I was originally tempted to just post this whole novel as one giant (and perfect) quotation.
We knew it was coming but we behaved inconsistently. We stocked up on supplies-just in case-but sent our children to school, because how do you get any work done with the kids at home?
(We were still thinking in terms of getting work done. The most shocking thing in retrospect was the degree to which all of us completely missed the point.)
One day, when we look back at everything created during the pandemic, this book will be the only record we need. I am in awe; wonderstruck and made dumb- it is too difficult to accurately describe my feelings around this perfect, PERFECT book. It was perfect for me, perfect for this time, and a perfect creation in general. I had my phone in hand through the entire read (it was a one-day-break-only-for-necessities read) not because I was bored or distracted, but because I was frantically taking photos of lines that I wanted to remember; lines to remember not just for this review but for my life in general. Review tip: if you take photos of books (or screenshots of ebooks) you can than use Google Lens to copy the text directly to your computer! Hooray!
Sometimes you don’t know you’re going to throw a grenade until you’ve already pulled the pin.
Emily St. John Mandel, most recently of The Glass Hotel (but most notably – until this point – of Station Eleven) has, once again, crafted a crystalized world of connection, fate, tragedy, and the overwhelming-but-often-hidden core of goodness within people. While not a sequel, Sea of Tranquility is a dip into the universe – multiverse ? – that has held seemingly all of Mandel’s creations. While I haven’t read everything of hers, I was able to pick out the obvious connections to her “biggest hits” as well as the sneakier thru lines that go all the way back to Last Night in Montreal.

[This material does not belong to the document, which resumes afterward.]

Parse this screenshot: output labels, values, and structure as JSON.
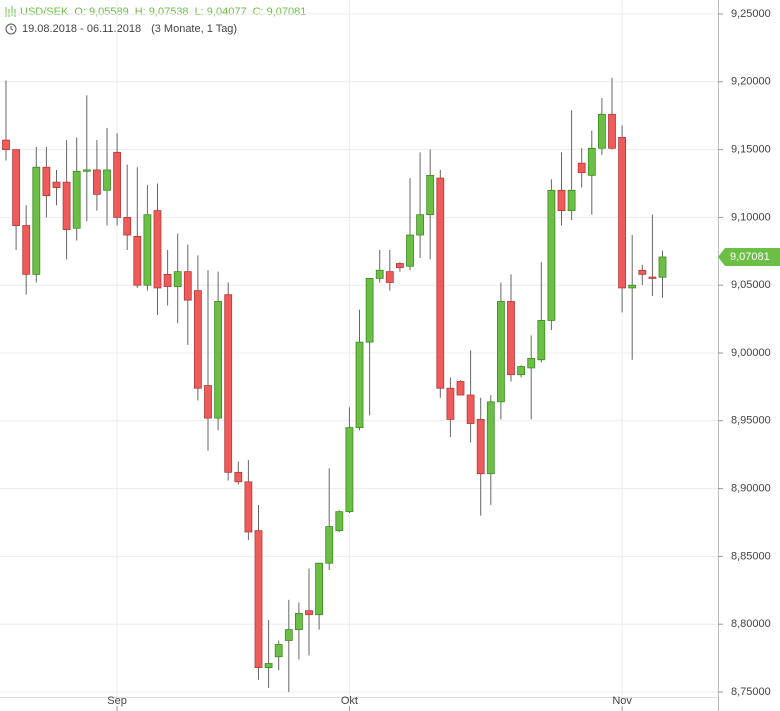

The first time I read Station Eleven, back in the Halcyon Days of the Obama Era, I was struck immediately by this future world where, despite a serious tragedy, humans continued to hold onto their humanity. Food, shelter, clothing- none of it mattered without community, creation, and love. Reading it again for the 2020 CBR Book Club found us all in a strange place, disconnected by our own COVID pandemic but connected still by the need for community, creation, and love. Reading a book about revolving around a treacherous flu was comforting during the onslaught of our own treacherous flu!
What do you know, it’s 2022 and we are still deeply entrenched in this war. It’s not a war against the virus anymore, but a war against each other. It’s a war between those who care for their fellow humans and those who care only for themselves. Pangs of this hurt stabbed through The Glass Hotel: Ponzi schemes, murder, addiction- but there were still tiny glimpses of hope while Mandel spun a gossamer web between the present and the not-s0-distant past. Sea of Tranquility picks up threads from all over Mandel’s work and fashions them into a twinkling and rippling tapestry of time, time, and time.
I was reminded pleasantly of Kate Atkinson’s Life After Life while jumping through time with Sea of Tranquility. WWI to right now, now to the colonization of Canada by Britain, Canada to the colonization of the Moon, the Moon to a book tour in Ohio in the not-so-distant future, the not-so-distant future to the not-so-distant past of the back of a cab in Brooklyn. Characters from past Mandel works bubble up throughout, as do references to past and potential future events. Most notably, Mandel herself breaks through the page in the image of Olive, a writer on tour – discussing a book about a figurative pandemic- while on the eve of a pandemic herself.
You write a book with a fictional tattoo and then the tattoo becomes real in the world and after that almost anything seems possible. She’d seen five of those tattoos, but that didn’t make it less extraordinary, seeing the way fiction can bleed into the world and leave a mark on someone’s skin.
Sally Rooney was busy with her last book playing “Ceci n’est pas une pipe”, Mandel is livestreaming herself looking into a mirror, and I love her all the more for it. I don’t want the inevitable 5 year, 10 year, 50 year reflections that are surely headed our way. I don’t want any allegories, any tongue-in-cheek splatter fests, or any rose-tinted celebrations of when we pasted rainbows in our windows while refusing to do the simplest things to keep ourselves- and strangers- safe. I want this book and this book only as mandatory reading and as the definitive description of what we lost, how we threw it away, and what we may attempt to do again in the future.
Slightly related, but is anyone watching Station Eleven on HBO? I’m two episodes from the end, and it’s beautiful, but it’s so focused on suffering in a way that the novel definitively is not. While I am enjoying it as a piece of media entertainment, it’s hard to love when the love seems to have been stripped from the every day of the characters and used instead as a wound to poke with a stick. Thoughts?
Also – shout out to my beloved local heroes, Gibson’s Bookstore! Not only was my pre-order a signed first edition, but since it was ordered through an indie bookseller Emily St. John Mandel included bonus content. Hooray!